- Born: 24 September 1951 Hanover, West Germany
- Died: 14 August 2013 (aged 61) Rabaa al-Adawiya, Cairo, Egypt
- Cause of death: Gunshot wound to the head
- Other names: Mick Deane
- Occupation: Cameraman
- Years active: 40 years
- Employer: Sky News
- Spouse: Daniela Deane
- Children: Patrick and Benjamin

= Michael Deane (journalist) =

British TV cameraman (1951–2013)

Michael Douglas Deane (24 September 1951 - 14 August 2013), known as "Mick", was a British journalist and cameraman who worked for ITN, CNN, and SkyNews. Deane was killed by sniper fire while covering the Rabaa massacre in Cairo, Egypt, which the Committee to Protect Journalists said was Egypt's most violent day against journalists and which Human Rights Watch called Egypt's bloodiest day.

== Personal ==
Michael Douglas Deane was born in 1951 in Hanover, Germany and attended school in Surbition Grammar School. In the 1970s, he met his wife Daniela, an Italian-American journalist, in Rome during a hot air balloon ride. Deane pursued a career of journalism as a sound and cameraman. The couple and their two sons, Patrick and Benjamin, lived first in Washington, D.C. and then in Jerusalem during the latter years of his career. In 2009, they moved to London, and then to Israel in 2012 to continue his career with British SkyNews. According to Deane's wife, he intended to retire within a year.

== Career ==
Deane began his career as a journalist with CNN as a sound and cameraman in the early 1980s. His first assignments were covering the Israel invasion of Lebanon in 1982 on the Palestine Liberation Organization. After years of experience with CNN and ITN, Deane joined the SkyNews broadcast team as a cameraman and journalist. For 15 years he spent his career with Sky in the US in Washington and relocated to Jerusalem in the Middle East. His last assignment was filming clashes between Egyptian security forces and supporters of Mohamed Morsi, Egypt's deposed president, in Cairo, Egypt.

== Death ==
Michael Deane had just recently been assigned to Egypt with Sky News Middle East correspondent Sam Kiley. Deane's last story was at Cairo's Rabaa al-Adawiya Mosque where he filmed the Egyptian security forces storming a sit-in demonstration on Wednesday morning, 14 August 2013. While he directed his camera at a group of women gathered near the mosque, Deane was shot by a sniper and died minutes later.

== Context ==
The killing of Michael Deane was also reported by the committee to Protect Journalists. It noted that Deane was the 1,000th recorded death of journalists worldwide. He was reported to be one of three other journalists killed that Wednesday. Habiba Ahmed Abd Elaziz, 26, a female Egyptian journalist for the Gulf News XPRESS newspaper, was shot and killed. So was Egyptian reporter Ahmed Abdel Gawad, an editorial manager for the Muslim Brotherhood satellite television channel Misr 25, who was shot in the back and killed. Also killed was photojournalist Mosab El-Shami with Rassd News Network.

== Impact ==
The August 2013 Rabaa Massacre was the most serious massacre in Egypt, according to Human Rights Watch. CNN reported that 580 people were killed and 4,000 others were injured that day.

== Reactions ==
After the death of Deane, his team from Sky News expressed their grief and sorrow for his family's loss. John Ryley, head of Sky News, accredited him as "the very best of cameramen, a brilliant journalist and an inspiring mentor to many at Sky." He also said,

Mick Deane was a really lovely, lovely guy. He was great fun to work with, he was an astonishingly good cameraman who took some brilliant pictures.
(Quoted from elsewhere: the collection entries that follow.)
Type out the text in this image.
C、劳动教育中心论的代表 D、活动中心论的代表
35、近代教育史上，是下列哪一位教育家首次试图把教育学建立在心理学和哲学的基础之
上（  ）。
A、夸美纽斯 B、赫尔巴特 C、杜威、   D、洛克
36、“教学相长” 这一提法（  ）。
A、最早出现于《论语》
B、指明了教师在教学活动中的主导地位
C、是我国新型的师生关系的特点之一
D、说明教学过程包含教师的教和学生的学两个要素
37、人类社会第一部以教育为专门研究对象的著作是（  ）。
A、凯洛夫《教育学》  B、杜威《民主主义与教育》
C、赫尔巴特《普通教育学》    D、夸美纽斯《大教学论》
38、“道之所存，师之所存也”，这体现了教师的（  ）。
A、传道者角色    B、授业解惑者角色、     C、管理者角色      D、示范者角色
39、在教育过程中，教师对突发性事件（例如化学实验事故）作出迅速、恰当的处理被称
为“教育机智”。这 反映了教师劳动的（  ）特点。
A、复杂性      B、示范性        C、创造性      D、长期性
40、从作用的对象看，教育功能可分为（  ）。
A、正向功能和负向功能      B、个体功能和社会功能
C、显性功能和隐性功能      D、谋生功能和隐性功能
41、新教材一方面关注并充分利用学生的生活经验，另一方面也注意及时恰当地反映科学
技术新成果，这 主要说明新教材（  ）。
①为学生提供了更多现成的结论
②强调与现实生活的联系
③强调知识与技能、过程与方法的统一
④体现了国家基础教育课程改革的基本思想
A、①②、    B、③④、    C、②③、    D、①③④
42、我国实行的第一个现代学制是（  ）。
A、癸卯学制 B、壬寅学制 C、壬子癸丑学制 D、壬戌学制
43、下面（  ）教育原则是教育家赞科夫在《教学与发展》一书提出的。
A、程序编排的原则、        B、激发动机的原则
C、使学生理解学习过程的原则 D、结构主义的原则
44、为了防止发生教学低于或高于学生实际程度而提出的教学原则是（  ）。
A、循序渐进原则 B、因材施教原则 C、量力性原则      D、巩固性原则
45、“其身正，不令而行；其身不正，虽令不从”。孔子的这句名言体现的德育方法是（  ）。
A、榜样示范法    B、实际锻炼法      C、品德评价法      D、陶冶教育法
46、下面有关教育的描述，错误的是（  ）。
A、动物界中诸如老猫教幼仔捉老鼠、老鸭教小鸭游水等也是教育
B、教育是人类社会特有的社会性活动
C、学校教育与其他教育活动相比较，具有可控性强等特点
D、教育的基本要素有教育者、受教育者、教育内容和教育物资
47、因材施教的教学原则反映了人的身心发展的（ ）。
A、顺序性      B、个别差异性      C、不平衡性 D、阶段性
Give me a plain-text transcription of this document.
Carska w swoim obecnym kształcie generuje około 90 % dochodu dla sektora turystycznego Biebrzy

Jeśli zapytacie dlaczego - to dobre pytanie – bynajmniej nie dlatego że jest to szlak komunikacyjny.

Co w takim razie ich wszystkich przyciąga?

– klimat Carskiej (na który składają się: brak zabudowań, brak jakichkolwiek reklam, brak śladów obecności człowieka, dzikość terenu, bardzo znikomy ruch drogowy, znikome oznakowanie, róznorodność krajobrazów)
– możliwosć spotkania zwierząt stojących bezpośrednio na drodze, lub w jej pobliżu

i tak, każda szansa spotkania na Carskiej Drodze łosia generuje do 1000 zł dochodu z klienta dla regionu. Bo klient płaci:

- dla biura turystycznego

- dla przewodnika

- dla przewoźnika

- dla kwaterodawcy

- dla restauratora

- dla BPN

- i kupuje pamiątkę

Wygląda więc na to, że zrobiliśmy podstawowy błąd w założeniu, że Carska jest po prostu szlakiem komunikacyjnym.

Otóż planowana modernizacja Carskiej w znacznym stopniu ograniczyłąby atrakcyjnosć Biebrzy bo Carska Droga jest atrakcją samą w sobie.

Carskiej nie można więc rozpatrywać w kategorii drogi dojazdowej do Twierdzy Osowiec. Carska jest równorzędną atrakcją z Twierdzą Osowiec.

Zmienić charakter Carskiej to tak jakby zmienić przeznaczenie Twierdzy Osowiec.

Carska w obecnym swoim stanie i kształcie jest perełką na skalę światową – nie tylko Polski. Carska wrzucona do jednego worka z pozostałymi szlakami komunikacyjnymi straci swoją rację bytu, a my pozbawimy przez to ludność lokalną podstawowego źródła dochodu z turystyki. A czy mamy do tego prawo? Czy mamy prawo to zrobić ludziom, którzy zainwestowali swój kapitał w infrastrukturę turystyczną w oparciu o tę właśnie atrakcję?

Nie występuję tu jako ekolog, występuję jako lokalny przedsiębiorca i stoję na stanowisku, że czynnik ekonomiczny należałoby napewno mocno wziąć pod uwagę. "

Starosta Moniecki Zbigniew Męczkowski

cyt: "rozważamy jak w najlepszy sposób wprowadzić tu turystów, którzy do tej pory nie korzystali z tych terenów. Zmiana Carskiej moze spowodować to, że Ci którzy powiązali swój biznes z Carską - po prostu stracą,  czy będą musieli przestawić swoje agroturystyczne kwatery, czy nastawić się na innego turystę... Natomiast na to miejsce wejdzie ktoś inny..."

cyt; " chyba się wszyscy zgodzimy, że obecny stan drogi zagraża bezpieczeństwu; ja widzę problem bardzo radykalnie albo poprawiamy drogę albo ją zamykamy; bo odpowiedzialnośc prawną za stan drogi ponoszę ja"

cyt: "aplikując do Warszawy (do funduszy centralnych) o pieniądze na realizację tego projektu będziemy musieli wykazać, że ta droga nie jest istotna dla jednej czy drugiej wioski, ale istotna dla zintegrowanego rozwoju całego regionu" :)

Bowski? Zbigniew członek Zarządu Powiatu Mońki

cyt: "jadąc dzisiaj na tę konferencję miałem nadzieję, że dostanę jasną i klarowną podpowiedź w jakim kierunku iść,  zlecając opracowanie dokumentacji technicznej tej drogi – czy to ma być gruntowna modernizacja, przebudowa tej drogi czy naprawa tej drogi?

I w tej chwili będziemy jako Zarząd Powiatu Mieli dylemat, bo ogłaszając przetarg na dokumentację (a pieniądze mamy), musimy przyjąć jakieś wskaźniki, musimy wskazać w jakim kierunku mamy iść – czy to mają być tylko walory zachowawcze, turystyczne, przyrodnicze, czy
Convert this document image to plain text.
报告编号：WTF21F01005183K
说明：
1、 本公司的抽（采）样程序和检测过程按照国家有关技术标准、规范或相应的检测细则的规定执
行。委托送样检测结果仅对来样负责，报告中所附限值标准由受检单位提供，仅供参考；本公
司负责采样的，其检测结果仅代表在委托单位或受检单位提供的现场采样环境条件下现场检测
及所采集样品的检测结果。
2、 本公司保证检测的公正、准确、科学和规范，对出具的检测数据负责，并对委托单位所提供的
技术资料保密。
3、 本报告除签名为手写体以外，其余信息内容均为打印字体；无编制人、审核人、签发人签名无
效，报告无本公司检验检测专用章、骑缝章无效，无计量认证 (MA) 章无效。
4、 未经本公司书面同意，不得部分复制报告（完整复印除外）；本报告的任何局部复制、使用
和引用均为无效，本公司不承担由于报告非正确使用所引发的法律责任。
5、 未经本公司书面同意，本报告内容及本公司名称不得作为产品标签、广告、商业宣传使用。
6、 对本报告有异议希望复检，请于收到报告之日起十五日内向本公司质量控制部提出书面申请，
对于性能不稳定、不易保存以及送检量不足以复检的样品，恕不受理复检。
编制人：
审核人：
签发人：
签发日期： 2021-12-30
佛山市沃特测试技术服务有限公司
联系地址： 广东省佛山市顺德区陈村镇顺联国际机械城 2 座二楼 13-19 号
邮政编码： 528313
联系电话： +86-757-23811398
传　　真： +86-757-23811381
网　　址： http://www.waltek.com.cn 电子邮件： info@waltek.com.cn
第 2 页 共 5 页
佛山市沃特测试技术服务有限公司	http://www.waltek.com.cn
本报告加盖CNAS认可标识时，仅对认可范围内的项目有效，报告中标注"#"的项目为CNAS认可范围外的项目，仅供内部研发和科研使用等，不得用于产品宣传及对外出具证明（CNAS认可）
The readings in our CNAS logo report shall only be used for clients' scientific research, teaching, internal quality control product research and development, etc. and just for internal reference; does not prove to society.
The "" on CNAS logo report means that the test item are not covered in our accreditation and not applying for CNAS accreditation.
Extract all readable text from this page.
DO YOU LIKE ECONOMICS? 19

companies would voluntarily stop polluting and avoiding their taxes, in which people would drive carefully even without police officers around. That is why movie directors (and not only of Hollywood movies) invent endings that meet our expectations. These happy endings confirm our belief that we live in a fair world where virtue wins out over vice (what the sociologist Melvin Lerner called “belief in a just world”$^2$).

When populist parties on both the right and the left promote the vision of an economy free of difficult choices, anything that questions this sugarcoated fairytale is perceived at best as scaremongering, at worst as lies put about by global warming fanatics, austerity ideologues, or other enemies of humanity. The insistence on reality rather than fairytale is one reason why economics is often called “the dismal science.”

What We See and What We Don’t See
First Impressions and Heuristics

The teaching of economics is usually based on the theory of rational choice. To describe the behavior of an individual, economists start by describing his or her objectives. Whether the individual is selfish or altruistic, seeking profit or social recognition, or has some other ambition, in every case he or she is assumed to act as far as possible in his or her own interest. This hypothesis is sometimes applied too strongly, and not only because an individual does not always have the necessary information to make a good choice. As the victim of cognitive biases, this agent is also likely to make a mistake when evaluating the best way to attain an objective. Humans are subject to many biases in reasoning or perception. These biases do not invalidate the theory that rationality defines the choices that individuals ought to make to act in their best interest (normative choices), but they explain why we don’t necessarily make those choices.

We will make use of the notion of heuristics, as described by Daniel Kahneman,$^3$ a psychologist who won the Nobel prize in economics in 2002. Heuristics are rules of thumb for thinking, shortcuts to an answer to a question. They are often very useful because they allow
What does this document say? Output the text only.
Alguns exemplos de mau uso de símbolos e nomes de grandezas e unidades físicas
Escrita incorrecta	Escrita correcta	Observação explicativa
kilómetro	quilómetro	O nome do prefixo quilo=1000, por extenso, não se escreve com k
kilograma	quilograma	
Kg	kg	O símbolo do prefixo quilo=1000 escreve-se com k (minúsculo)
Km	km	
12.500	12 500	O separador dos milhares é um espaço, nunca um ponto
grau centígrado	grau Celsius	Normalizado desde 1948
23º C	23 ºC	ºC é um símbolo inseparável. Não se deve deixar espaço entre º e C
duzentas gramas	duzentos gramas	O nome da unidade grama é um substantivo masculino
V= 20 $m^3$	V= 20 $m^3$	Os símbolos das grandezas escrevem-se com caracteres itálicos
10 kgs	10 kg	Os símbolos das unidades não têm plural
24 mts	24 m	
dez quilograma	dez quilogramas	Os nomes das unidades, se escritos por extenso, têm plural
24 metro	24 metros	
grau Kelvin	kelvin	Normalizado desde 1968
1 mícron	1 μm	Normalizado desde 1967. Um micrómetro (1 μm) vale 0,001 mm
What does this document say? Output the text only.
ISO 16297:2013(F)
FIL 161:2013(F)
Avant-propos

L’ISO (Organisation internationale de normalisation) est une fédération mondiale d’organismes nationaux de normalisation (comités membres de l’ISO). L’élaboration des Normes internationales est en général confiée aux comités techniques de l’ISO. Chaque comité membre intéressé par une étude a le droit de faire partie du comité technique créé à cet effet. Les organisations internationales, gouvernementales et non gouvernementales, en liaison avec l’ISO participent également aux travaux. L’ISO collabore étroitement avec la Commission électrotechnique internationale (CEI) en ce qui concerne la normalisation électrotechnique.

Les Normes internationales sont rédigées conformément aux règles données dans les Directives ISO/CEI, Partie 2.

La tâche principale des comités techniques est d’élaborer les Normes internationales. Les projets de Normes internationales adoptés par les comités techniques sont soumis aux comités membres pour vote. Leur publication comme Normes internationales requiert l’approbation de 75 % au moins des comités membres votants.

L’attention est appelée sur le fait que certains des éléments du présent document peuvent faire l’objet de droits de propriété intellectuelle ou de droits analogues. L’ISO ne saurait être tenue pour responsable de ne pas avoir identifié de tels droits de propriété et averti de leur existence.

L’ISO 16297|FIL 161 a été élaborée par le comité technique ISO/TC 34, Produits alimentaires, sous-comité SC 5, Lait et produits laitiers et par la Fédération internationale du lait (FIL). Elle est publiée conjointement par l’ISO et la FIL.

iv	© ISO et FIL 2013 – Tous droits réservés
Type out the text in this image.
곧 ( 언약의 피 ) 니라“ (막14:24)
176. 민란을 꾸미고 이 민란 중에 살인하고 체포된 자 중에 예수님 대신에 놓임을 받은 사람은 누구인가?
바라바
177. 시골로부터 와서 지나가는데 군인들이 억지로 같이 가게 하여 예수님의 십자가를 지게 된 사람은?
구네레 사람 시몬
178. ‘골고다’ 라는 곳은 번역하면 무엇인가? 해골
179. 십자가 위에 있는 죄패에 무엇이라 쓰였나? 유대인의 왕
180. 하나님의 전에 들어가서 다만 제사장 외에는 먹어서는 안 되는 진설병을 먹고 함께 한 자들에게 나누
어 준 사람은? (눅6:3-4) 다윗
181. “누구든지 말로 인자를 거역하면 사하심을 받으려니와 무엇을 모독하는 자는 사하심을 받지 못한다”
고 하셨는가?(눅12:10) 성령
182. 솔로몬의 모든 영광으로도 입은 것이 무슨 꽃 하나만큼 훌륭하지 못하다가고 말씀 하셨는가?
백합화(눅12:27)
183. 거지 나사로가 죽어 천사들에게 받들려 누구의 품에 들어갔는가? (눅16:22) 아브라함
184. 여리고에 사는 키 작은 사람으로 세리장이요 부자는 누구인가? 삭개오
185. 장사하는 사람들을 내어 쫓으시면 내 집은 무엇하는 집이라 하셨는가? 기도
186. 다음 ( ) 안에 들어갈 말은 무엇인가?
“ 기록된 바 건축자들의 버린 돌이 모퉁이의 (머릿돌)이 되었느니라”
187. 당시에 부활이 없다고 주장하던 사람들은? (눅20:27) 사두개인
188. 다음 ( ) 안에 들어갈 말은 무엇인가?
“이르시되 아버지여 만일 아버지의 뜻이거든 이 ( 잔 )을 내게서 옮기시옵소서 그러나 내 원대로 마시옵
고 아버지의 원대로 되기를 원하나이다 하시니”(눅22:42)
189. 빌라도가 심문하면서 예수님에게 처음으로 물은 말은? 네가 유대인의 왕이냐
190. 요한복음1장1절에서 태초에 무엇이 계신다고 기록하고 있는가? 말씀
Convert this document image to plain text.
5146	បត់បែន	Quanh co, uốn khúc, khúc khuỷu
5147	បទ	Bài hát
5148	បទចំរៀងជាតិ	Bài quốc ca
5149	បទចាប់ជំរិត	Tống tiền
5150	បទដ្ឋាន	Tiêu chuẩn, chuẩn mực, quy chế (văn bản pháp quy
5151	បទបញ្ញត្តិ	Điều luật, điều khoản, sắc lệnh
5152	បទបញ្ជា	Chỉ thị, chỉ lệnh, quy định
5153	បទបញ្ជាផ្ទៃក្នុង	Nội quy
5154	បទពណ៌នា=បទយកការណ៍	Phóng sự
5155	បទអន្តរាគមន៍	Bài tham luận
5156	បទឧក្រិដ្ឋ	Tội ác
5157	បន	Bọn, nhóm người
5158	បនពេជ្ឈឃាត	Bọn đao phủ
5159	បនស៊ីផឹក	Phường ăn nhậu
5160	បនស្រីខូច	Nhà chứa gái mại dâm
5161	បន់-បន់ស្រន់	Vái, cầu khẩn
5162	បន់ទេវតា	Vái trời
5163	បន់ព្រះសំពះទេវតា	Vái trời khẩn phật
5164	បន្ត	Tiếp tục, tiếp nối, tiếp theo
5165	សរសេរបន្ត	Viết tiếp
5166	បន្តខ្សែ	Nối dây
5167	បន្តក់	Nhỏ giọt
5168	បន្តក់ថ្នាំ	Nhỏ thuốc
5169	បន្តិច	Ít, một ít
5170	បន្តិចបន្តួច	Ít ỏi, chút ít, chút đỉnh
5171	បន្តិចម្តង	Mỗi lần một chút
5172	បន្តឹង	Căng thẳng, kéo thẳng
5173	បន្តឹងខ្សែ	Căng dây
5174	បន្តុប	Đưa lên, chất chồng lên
He was also good fun after the job was done. He was laid back, and I'm really going to miss him, like lots of people here.

Prime Minister David Cameron responded with a tweet: "I am saddened to hear of the death of cameraman Mick Deane, covering Egyptian violence. My thoughts are with his family and the Sky News team."

Nearly a year later, Daniela responded to her husband's killing alongside many others in the opinion page of The Washington Post. She wrote:

We have to remember, then, that behind every number, on the back of every death, is a devastating loss for those left behind. And a very personal experience of grief.